The revised ordinance also allowed the reopening of offices, exchange meetings, flea markets and drive-in cinemas. Places of worship were also allowed to organize in-person services again, with limited capacity and activity restrictions.

With this new order in place, several Southland malls reopened this week, including the Citadel Outlets in Commerce and the Glendale Galleria.
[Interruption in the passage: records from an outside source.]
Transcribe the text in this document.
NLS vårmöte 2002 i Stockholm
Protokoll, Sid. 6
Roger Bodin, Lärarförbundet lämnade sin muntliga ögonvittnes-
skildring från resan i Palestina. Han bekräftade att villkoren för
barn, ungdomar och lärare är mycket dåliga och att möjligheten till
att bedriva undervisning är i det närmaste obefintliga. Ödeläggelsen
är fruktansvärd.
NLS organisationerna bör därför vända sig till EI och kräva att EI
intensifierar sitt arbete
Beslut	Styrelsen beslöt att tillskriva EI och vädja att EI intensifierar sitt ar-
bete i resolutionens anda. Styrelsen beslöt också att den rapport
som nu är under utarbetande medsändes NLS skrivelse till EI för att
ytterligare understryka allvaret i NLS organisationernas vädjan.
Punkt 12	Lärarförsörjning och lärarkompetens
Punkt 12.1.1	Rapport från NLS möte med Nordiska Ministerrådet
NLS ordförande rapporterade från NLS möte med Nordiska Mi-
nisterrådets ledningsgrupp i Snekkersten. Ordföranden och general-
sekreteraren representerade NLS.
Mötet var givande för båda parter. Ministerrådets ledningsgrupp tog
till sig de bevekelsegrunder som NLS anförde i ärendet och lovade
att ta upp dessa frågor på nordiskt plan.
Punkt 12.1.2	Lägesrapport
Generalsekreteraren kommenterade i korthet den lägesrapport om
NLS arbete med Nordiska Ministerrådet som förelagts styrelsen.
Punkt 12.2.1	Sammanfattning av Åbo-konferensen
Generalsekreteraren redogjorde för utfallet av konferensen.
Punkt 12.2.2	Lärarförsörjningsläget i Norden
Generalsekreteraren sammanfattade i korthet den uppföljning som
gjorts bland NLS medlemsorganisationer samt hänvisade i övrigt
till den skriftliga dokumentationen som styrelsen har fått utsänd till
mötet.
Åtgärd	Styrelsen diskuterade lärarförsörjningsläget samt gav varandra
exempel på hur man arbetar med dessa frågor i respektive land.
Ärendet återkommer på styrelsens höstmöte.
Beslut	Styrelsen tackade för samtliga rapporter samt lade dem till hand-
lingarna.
The Beverly Center reopened on Friday and Westfield Century City is scheduled to open on Saturday. Only a limited number of stores are open and hours are limited.

The county health order continues to require residents to wear fabric face coverings when interacting with people outside their own homes. He also calls for maintaining social distancing. Reopened businesses must also adhere to strict security protocols, requiring face coverings, limited capacity inside stores and hand washing and sanitizing stations.

County Public Health Director Barbara Ferrer again stressed the need for businesses to meet all requirements before reopening.

“The only reason we were able to submit a waiver was because of all the work everyone did in our county,” she said. “We ask companies to please follow the guidelines included in the health official’s order and protocols before reopening. Compliance with protocols is mandatory. Reopening as safe as possible and in a way that protects both employees and customers will take a lot of effort, and we appreciate everyone’s commitment to getting it right. “

News of the long-awaited reopening of restaurants and barber shops came on a day when the county reported 50 more deaths from the coronavirus, while Long Beach reported four more, bringing the county’s total death toll to 2 294.
1,824 other cases were also reported by the court.